Training data comprised the official Challenge dataset, including the heterogeneous CODE-15%, SaMi-Trop, and PTB-XL ECG datasets. Minimal signal preprocessing was performed, imputing missing age (mean 50), but no explicit filtering, resampling, or normalization was applied. We extracted seven demographic and ECG-derived features: Age, Sex (one-hot encoded into 3 features), signal mean, standard deviation, and frequency-robust Standard Deviation of Normal-to-Normal intervals (SDNN) calculated robustly across native sampling frequencies (100 Hz, 400 Hz, 500 Hz). A gradient-boosting classifier (XGBoost) was employed for its robustness to overfitting and imbalanced data. Combining minimal preprocessing with a rigorously tuned gradient-boosting model trained on 7 basic features (including frequency-robust SDNN using native sampling rates) demonstrated robustness on heterogeneous ECG data. Optuna optimized hyperparameters (e.g., n_estimators, learning_rate) by maximizing mean 10-fold stratified CV Area Under the Receiver Operating Characteristic Curve (AUROC), using scale_pos_weight by weighting minority positive class to mitigate majority class bias. Final threshold (0.60) was determined via 5-fold stratified CV, explicitly optimizing the F1-score to tailor predictions for task-specific TPR@Top5% evaluation metric.
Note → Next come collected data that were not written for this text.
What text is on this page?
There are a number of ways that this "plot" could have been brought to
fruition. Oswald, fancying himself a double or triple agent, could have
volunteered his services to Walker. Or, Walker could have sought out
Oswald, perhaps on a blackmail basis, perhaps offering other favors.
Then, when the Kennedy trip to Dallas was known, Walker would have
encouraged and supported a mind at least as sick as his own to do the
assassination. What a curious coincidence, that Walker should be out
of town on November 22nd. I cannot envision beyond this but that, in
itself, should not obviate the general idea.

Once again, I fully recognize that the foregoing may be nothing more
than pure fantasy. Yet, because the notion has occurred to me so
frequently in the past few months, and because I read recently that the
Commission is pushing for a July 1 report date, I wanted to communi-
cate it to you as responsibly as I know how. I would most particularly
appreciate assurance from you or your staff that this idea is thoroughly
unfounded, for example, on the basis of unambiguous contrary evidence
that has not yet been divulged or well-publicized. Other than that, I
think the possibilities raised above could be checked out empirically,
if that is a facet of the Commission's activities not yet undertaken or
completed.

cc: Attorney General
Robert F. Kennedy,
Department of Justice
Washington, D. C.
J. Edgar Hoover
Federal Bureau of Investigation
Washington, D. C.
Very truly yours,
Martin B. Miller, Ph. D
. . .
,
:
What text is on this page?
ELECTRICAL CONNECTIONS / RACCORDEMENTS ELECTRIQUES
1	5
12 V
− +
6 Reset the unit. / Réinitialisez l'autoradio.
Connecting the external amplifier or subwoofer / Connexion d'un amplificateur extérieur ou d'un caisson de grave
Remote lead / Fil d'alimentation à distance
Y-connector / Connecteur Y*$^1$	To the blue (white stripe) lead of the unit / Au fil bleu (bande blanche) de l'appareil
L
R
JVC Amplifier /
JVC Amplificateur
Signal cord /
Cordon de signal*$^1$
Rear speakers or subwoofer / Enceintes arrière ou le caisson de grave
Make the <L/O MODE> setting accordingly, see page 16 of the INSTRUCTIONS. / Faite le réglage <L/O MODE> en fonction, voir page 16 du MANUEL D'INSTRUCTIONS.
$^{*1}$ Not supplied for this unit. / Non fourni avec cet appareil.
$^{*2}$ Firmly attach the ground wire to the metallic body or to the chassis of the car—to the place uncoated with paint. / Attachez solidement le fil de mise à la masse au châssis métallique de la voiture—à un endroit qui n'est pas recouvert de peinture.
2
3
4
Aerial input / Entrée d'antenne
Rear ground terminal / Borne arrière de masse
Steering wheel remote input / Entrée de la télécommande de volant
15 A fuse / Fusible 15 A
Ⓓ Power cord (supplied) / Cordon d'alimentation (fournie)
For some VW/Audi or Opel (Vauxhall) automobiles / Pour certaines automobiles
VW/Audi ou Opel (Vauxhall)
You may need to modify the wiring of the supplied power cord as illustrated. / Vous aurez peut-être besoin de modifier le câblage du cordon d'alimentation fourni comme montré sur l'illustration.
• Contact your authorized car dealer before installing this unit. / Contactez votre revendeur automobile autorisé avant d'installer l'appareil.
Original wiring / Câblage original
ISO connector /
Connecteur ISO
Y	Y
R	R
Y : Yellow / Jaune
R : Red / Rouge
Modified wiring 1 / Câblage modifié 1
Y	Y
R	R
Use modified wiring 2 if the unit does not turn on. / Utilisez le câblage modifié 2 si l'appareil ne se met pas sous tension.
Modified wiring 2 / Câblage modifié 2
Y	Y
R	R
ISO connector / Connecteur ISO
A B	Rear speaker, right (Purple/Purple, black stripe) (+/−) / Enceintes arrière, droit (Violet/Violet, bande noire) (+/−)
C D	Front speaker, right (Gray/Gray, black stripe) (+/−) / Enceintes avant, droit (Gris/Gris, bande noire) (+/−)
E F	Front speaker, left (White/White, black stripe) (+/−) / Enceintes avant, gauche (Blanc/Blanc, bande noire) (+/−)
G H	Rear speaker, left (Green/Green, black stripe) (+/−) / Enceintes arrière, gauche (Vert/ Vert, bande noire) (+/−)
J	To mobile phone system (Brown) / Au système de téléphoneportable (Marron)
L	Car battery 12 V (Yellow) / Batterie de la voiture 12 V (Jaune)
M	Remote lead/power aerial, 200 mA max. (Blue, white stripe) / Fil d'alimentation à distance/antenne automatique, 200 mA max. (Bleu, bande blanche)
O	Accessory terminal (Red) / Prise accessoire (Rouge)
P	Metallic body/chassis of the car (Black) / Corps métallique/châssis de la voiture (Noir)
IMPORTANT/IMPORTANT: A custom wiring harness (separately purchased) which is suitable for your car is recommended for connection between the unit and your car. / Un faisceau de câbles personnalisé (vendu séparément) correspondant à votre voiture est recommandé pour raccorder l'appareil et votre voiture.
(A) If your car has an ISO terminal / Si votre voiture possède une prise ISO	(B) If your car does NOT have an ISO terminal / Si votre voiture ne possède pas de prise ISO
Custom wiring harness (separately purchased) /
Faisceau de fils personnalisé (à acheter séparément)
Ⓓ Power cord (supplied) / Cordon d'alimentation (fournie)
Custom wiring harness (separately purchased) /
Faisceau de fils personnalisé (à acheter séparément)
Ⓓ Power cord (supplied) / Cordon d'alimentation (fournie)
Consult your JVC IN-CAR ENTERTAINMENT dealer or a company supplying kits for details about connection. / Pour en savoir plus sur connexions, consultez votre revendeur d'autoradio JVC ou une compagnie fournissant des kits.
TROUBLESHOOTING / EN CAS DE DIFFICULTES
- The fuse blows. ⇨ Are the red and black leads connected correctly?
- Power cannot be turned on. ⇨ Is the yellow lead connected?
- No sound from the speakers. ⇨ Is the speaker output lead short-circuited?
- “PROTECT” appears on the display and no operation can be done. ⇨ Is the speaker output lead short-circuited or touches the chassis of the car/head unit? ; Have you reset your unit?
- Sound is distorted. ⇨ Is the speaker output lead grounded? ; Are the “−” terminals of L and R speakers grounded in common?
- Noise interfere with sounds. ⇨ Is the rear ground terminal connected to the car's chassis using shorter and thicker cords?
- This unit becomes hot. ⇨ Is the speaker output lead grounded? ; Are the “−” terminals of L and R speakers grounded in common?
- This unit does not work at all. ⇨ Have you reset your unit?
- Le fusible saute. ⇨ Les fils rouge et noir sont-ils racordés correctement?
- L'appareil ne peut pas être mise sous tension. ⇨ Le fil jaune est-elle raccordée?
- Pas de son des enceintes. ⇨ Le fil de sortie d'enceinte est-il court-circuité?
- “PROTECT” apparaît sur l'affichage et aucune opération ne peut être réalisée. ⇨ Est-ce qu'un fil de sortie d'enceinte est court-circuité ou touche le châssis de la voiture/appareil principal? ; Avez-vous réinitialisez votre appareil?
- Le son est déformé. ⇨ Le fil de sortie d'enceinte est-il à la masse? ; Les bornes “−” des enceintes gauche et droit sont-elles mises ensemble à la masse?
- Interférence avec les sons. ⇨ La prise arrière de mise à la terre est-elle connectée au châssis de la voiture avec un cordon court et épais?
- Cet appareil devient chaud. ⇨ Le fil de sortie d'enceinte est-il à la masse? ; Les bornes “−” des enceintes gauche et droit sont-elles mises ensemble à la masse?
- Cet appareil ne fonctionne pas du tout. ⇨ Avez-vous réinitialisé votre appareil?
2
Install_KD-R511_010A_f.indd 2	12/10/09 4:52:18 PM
The hyperparameter optimization yielded a mean AUROC of 0.756 ± 0.02. Cross-validated True Positive Rate at 5% highest probabilities (TPR@Top5%) was 0.412, albeit with high variance (± 0.52, threshold 0.60). The model achieved leaderboard score of 0.461 (Team: Deakin_ML_Team) in the unofficial challenge phase.

Our systematically tuned gradient-boosting model, using 7 basic features, demonstrates robust performance despite minimal preprocessing. It confirms that optimized machine learning offers a promising approach to effectively guide Chagas testing in resource-limited settings using ECG data. Official phase work includes developing Transformer models that address weak labels and exploring advanced feature extraction to advance Chagas screening.